Almost all her characters in Bon Temps seem to dislike gays (which could be the stereotype also, but it comes across rather muddled if that’s her intent), including her bed-hopping brother. All of which seems disingenuous, as Harris went out of her way to make the Stackhouse clan more tolerant to people outside the norm.

But maybe I’m just being sensitive.

Overall, I enjoyed the book and will probably continue to read the series well into 2009. But I need a break, so I’ll take something else next.

22 December 2008

Books: Dead Until Dark by Charlaine Harris


What is our fascination with vampires? Since Dracula, the myths and legends of vampires has grown. Never a huge fan of vampire novels (though I adored Angel on TV, which was spun off from Buffy The Vampire Slayer), especially after the rise of Anne Rice, and more recently, the melodrama of Laurel Hamilton.

I’ve avoided reading books with them, if only because I found them boring and predictable. Maybe that’s while I like Christopher Moore’s take on vampires (Bloodsucking Fiend and You Suck, with a cameo in A Dirty Job) and the forthcoming Fool) and not the vampire love stories that are dime a dozen (and growing exponentially) in the romance section of Borders. Apparently, women find vampires attractive (and probably a subset of gay men).

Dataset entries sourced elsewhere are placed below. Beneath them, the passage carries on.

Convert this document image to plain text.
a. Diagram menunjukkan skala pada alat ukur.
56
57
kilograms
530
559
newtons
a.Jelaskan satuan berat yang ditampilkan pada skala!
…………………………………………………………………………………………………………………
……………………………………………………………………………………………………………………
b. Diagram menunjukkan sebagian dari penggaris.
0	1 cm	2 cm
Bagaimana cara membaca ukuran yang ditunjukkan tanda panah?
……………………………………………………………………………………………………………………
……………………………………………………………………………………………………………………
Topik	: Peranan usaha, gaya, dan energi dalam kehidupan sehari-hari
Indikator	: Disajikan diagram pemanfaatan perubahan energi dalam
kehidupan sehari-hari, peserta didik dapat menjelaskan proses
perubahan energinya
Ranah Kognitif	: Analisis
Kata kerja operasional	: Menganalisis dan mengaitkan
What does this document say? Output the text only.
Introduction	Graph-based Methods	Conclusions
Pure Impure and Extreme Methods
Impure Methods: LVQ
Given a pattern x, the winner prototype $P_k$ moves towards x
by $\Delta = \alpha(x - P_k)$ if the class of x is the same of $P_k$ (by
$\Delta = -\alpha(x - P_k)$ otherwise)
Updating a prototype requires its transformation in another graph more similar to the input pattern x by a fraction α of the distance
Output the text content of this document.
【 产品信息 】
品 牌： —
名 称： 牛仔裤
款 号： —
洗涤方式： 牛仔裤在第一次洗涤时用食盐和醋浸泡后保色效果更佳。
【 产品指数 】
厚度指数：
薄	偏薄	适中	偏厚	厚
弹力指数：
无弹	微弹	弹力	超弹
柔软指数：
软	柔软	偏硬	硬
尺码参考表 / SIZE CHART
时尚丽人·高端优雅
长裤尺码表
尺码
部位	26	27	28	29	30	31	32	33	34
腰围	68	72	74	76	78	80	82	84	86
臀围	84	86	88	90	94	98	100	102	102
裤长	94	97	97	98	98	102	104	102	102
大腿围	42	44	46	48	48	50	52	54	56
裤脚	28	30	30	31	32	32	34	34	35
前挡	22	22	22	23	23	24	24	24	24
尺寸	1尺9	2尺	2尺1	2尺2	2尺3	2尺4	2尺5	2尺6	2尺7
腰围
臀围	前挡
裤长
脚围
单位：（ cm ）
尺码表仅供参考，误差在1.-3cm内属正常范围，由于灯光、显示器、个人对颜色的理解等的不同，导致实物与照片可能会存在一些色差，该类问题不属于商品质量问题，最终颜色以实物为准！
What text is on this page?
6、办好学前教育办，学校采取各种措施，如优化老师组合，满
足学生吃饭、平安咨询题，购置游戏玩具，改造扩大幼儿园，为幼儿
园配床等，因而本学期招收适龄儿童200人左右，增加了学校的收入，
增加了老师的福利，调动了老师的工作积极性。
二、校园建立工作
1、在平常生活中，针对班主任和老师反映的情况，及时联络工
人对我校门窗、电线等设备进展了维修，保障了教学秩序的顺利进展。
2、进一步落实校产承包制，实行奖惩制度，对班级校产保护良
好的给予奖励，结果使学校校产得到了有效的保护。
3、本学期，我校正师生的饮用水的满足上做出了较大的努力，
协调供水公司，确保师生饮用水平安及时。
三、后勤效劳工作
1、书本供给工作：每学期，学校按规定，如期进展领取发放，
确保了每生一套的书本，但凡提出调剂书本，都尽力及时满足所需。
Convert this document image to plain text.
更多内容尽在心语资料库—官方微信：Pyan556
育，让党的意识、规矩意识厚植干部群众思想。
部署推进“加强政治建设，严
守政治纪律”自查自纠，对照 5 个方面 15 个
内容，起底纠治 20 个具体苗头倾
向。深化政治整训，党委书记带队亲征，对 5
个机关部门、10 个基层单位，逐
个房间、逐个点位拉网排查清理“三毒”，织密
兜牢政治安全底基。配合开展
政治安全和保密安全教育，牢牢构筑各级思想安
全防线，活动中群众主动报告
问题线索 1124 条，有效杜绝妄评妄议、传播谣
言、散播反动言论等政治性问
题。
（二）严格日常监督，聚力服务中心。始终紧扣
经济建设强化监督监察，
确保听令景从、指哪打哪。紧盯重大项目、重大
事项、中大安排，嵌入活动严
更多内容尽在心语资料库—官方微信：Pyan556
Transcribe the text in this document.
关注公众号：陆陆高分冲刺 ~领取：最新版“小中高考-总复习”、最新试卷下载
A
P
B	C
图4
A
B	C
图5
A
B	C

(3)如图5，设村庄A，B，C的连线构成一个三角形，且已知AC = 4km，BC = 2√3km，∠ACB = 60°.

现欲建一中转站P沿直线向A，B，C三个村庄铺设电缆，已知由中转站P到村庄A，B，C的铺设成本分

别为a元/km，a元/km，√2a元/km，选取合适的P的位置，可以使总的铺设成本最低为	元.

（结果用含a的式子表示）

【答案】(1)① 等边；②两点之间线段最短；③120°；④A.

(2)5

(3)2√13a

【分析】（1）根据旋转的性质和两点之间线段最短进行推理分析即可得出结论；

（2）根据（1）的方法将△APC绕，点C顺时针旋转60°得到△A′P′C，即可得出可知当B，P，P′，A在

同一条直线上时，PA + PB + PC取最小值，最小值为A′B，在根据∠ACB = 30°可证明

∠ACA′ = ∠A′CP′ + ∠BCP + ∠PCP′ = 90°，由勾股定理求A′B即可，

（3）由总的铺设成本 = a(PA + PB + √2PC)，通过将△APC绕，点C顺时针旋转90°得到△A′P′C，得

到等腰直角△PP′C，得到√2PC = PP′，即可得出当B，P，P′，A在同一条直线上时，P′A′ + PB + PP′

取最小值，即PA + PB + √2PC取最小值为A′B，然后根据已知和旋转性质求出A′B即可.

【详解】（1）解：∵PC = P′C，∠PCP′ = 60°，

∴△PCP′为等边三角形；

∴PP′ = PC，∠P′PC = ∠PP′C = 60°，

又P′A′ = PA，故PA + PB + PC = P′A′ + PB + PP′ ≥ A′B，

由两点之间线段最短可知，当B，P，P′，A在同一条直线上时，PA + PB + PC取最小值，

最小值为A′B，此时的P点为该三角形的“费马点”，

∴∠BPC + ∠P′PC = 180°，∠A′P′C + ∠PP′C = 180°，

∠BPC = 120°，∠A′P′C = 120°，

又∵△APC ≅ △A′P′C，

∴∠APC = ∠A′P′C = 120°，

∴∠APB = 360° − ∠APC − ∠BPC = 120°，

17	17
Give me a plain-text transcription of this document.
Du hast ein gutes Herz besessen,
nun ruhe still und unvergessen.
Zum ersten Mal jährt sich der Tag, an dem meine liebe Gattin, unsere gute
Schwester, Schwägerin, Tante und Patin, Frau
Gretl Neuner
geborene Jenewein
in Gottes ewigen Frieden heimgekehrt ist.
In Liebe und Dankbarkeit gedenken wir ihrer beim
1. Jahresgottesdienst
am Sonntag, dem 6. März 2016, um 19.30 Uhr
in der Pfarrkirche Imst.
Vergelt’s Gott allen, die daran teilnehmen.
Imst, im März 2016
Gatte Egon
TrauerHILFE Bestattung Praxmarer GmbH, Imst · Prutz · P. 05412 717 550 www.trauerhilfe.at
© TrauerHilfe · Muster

Which, of course, explains the success of the Twilight book series and now movie.

But I digress.

Enter Sookie Stackhouse, the mid-twenties hero of mystery writer Charlaine Harris’ first vampire novel, Dead Until Dark. It’s a breezy, no nonsense take on the vampire lore with believable and well crafted characters. It is, by far, not going to win any awards for literature, but it’s a fun read and one can finish in a few hours.

The premise is murky, but apparently vampires have been living amongst us for generations, and now that a Japanese company has created a synthetic blood substitute, vampires have “come out” so to speak, and are now unliving around humans. One vampire has decided to move back to his small town in Louisiana, where he encounters Sookie, who saves him from a couple who drain vampires.

Now vampire Bill (yep, no poetically named vampires here) is a first mad at Sookie, but realizes that the waitress does possess a secret that intrigues him. But before their romance can start, Sookie becomes the target of a killer who is taking the lives of women who’ve had relationships with vampires.

Harris creates some wonderfully flawed characters here and that’s, perhaps, one of the better reasons to continue reading the series.

This book series, also, is being used as the premise for the HBO series True Blood.